Can a battered spouse get justice in an Arizona family court?

If you are in an abusive marriage and seeking to get out, you probably have justified concerns for your safety as well as your children's. You should know that Arizona courts have recognized that domestic abuse has been shown to have detrimental effects in the proper development of children. Arizona family courts take a dim view towards abuse occurring within a home and go to great lengths to shield children from its adverse effects.

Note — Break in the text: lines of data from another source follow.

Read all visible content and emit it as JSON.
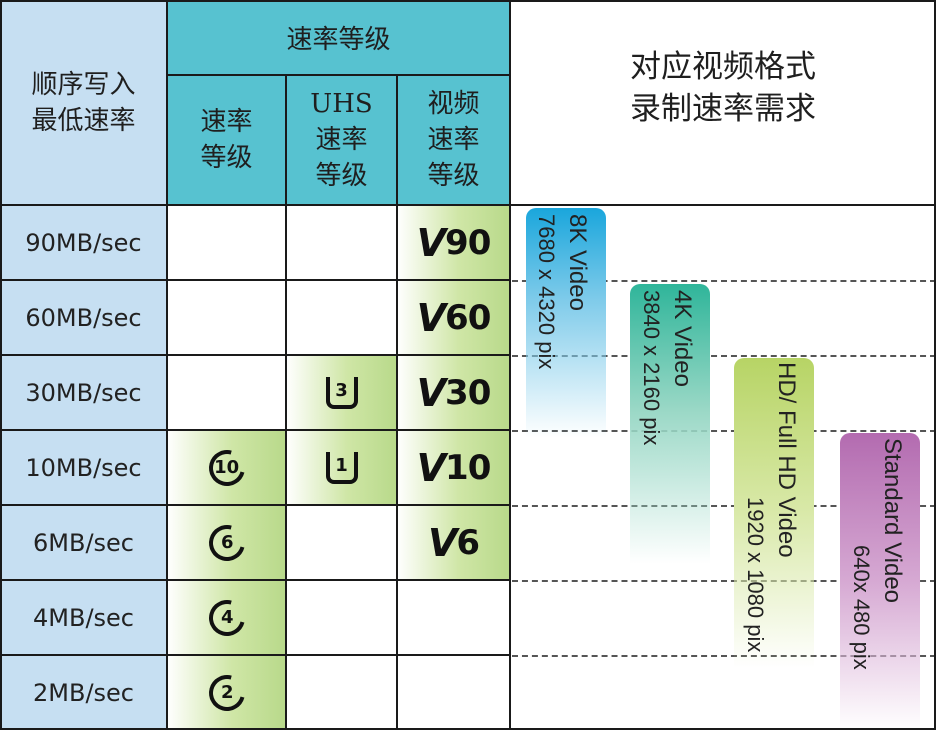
{
  "header": {
    "left_title_line1": "顺序写入",
    "left_title_line2": "最低速率",
    "rate_class_title": "速率等级",
    "col_speed_class_line1": "速率",
    "col_speed_class_line2": "等级",
    "col_uhs_line1": "UHS",
    "col_uhs_line2": "速率",
    "col_uhs_line3": "等级",
    "col_video_line1": "视频",
    "col_video_line2": "速率",
    "col_video_line3": "等级",
    "right_title_line1": "对应视频格式",
    "right_title_line2": "录制速率需求"
  },
  "rows": [
    {
      "speed": "90MB/sec",
      "class": "",
      "uhs": "",
      "video": "90"
    },
    {
      "speed": "60MB/sec",
      "class": "",
      "uhs": "",
      "video": "60"
    },
    {
      "speed": "30MB/sec",
      "class": "",
      "uhs": "3",
      "video": "30"
    },
    {
      "speed": "10MB/sec",
      "class": "10",
      "uhs": "1",
      "video": "10"
    },
    {
      "speed": "6MB/sec",
      "class": "6",
      "uhs": "",
      "video": "6"
    },
    {
      "speed": "4MB/sec",
      "class": "4",
      "uhs": "",
      "video": ""
    },
    {
      "speed": "2MB/sec",
      "class": "2",
      "uhs": "",
      "video": ""
    }
  ],
  "video_formats": [
    {
      "name": "8K Video",
      "res": "7680 x 4320 pix",
      "color": "#1aa6dc"
    },
    {
      "name": "4K Video",
      "res": "3840 x 2160 pix",
      "color": "#2fb59a"
    },
    {
      "name": "HD/ Full HD Video",
      "res": "1920 x 1080 pix",
      "color": "#b7d465"
    },
    {
      "name": "Standard Video",
      "res": "640x 480 pix",
      "color": "#b36bb0"
    }
  ],
  "colors": {
    "header_teal": "#57c2d0",
    "left_blue": "#c6dff2",
    "green_cell": "#b8d98a"
  }
}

Domestic violence is defined as the willful intimidation of an intimate partner against another. Typically, the manner in which the victim is an intimidated is through physical assault, battery, sexual assault or some other manner of abusive behavior. In most cases of domestic violence, the offender usually attempts to exert some form of dominance or control over his or her victims.

According to the Arizona Department of Health Services, 85 percent of all domestic violence victims are women. Approximately 1.3 million women are victimized by people with whom they share intimate relationships. It has been estimated that a child in Arizona witnesses an instance of domestic violence once every 44 minutes.

In an Arizona divorce, family courts are required to examine any factor that may affect the best interests of the children involved. Courts consider domestic violence that is occurring within the home as something completely contrary to any child's best interests. Therefore, courts are extremely reluctant to do anything that might continue to expose the child to the threat of domestic violence.

Courts are allowed to examine police reports, medical reports, records from the Department of Child Safety, records from violence shelters and many other documents that may indicate that domestic abuse has occurred during a couple's marriage.

As a victim of domestic violence, you should know that your Arizona family law attorney can assist you with two main objectives. First, ensuring that you end your marriage in a manner that will help to provide for your children in the future. Then, making sure that your abuser is denied the opportunity to continue victimizing your family.